Editor's Note: The following is a guest post from Benjamin Lord, global director at WPP's Kinetic.
Artificial intelligence (AI) is dramatically changing the way we find and buy products. Brands have traditionally relied on targeted communications to stand out for customers, but they need to adapt to a world where people will fulfill their needs by simply chatting with Alexa or scanning an object with their smartphone's camera — no content involved.
People seem to be fine for now with this kind of transaction-directed AI. After all, whether it's a voice assistant like Siri or a pattern-recognition technology like Shazam, it's doing the job for you and saving you time. It's working so well that industry analysts expect that visual and voice search will generate 30% of e-commerce revenue by 2021, with half of the world's businesses spending more on chatbots than any other mobile app development.
But many believe that as quickly as the application of AI in marketing is exploding, it's also growing out of control.
The rise of 'dark' AI
Earlier this year, developers at Facebook had to shut down a pair of bots after they discovered the two machines had created their own indistinguishable language, which they were using to exchange messages with one another — a cautionary tale of what the future might hold. It may not have been an imminent threat to mankind, but it was a spine-chilling reminder of robots' ability to adapt along with the information they process.
And let's not forget it was an army of chatbots that came under fire for rigging the U.S. election, using social media to proliferate fake news and hate messages — not to mention, more recently, AI algorithms have been suggesting bomb-making components to Amazon shoppers and promoting gender inequalities in employment postings.
People are starting to realize that AI is everywhere and are more often believing it's deceptive. And as concerns over advertising technology go mainstream, there are warning signs raising concerns around the ethics of AI that may prove to be an obstacle to its progress.
AI needs ethical standards
There's a big difference between personalizing content to be useful and manipulating the psychology of people. Attempts to filter out fake news or anti-Semitic ads from our feeds won't cut it.
Mattel is the first real casualty of this pushback. The toymaker was recently forced to cancel its plans to develop an AI-powered device called Aristotle after complaints that "young children should not be guinea pigs for AI experiments" poured in from child associations, psychologists and politicians alike. So while most advertising issues with AI so far have revolved around data privacy, we can expect more FCC "psychological" regulations to come.
Humans, of course, are going to control the limits of AI. At the end of the day, we can always turn the machine off. But instead, marketers could take this opportunity to own the ethical narrative on AI by establishing their own standards for its principled use today. In fact, it's been the message all along. Everyone from Elon Musk to Bill Gates and John Giannandrea have warned about AI's inevitability, but also cautiously encouraged the industry ensure the tech is implemented the right way.
Predictive morals
The problem here is likely reflective of its solution. In its ability to gather and apply data that captures human sentiment, AI itself will be able to predict at what point its application goes too far.

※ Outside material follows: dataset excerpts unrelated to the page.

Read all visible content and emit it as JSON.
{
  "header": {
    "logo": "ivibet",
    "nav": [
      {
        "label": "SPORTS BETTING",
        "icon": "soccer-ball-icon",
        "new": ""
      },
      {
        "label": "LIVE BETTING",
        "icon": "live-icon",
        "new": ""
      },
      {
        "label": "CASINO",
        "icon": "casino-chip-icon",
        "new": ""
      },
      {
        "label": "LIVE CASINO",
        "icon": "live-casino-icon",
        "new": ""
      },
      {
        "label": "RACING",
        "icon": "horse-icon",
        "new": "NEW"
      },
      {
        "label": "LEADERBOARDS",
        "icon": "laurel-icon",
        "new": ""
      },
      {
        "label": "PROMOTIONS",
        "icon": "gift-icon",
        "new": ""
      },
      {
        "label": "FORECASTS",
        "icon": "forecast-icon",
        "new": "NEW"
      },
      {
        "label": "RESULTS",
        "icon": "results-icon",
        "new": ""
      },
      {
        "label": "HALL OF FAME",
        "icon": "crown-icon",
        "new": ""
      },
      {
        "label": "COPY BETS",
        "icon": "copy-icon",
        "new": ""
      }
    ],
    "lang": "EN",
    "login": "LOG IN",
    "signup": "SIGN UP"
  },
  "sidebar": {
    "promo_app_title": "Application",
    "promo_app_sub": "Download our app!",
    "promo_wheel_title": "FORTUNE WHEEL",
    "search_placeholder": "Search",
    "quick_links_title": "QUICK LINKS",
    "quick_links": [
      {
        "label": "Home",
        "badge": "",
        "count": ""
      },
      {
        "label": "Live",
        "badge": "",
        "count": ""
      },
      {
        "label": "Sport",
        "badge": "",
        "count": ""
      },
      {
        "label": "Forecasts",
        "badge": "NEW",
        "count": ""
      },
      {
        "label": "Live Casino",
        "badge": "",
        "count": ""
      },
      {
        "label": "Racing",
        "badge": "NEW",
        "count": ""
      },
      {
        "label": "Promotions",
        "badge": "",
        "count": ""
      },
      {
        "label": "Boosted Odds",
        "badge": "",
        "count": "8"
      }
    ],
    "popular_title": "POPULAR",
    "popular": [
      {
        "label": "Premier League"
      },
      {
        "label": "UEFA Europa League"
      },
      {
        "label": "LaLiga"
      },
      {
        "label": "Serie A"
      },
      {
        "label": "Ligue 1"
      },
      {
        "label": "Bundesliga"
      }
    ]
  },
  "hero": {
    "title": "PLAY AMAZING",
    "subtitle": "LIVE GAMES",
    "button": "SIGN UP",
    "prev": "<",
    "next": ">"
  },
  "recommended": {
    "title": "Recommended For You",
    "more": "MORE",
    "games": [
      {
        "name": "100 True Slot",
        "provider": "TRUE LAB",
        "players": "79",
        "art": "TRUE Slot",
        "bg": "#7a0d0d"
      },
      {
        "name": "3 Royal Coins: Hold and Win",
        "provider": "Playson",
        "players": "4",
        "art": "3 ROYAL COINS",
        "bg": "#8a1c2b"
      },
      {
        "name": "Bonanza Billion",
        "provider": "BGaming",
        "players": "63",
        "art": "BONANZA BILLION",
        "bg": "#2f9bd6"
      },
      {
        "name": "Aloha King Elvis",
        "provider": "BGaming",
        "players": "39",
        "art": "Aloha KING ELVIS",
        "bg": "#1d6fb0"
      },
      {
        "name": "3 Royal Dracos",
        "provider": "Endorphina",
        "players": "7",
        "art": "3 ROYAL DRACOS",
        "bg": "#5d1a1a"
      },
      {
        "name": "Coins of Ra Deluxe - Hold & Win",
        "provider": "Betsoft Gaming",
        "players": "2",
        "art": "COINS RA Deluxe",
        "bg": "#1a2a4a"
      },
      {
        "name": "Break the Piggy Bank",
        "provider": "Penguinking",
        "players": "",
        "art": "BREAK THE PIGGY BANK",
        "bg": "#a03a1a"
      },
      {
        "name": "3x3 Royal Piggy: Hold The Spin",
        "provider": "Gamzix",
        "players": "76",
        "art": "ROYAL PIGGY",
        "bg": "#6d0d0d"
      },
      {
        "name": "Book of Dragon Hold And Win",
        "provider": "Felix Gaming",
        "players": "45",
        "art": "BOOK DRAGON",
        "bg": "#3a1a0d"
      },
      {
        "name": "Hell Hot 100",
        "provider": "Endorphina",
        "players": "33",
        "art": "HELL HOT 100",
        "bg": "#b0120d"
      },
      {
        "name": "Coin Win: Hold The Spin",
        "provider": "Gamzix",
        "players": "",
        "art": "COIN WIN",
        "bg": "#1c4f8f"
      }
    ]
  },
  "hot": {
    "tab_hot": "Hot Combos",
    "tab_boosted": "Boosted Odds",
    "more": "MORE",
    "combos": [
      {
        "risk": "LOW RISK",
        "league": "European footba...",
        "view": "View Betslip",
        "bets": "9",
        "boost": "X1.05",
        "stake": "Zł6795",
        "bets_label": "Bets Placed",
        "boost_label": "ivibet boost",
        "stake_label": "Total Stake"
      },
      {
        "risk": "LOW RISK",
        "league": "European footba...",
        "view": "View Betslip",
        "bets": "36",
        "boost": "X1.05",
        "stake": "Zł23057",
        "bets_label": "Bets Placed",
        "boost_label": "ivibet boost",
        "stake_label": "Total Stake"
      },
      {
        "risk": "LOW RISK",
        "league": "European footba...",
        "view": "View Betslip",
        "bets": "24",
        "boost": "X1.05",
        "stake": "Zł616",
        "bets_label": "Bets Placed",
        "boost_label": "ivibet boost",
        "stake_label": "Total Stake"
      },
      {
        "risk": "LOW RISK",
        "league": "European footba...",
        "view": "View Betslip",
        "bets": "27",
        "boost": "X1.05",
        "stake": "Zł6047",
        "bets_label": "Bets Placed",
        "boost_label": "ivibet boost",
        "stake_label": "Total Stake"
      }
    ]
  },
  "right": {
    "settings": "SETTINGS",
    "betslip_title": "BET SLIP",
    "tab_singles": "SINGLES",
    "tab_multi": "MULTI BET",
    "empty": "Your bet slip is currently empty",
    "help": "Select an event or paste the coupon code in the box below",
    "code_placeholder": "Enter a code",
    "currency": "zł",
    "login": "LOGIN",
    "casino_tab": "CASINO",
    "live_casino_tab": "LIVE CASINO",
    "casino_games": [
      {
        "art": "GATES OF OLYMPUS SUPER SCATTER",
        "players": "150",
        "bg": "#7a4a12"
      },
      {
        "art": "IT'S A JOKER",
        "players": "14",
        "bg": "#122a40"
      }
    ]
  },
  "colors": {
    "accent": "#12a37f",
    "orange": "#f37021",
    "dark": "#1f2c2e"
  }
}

MIT scientists recently created a platform that generates human perspective on the moral decisions made by AI, such as self-driving cars. The first clinical trial modeled rather morbid scenarios, such as whether the car should crash into five pedestrians or instead adjust course to hit a cement barricade, killing the car's sole driver. But the idea is that as AI accumulates and understands the deeper meaning of data over time, it will reach a point where it will be able to make and execute moral decisions with greater efficiency than a human.
This kind of perspective transcends the topic of AI to any number of social issues, which means advertisers and technology companies can show society this online data mining is not only being used commercially but also purposefully.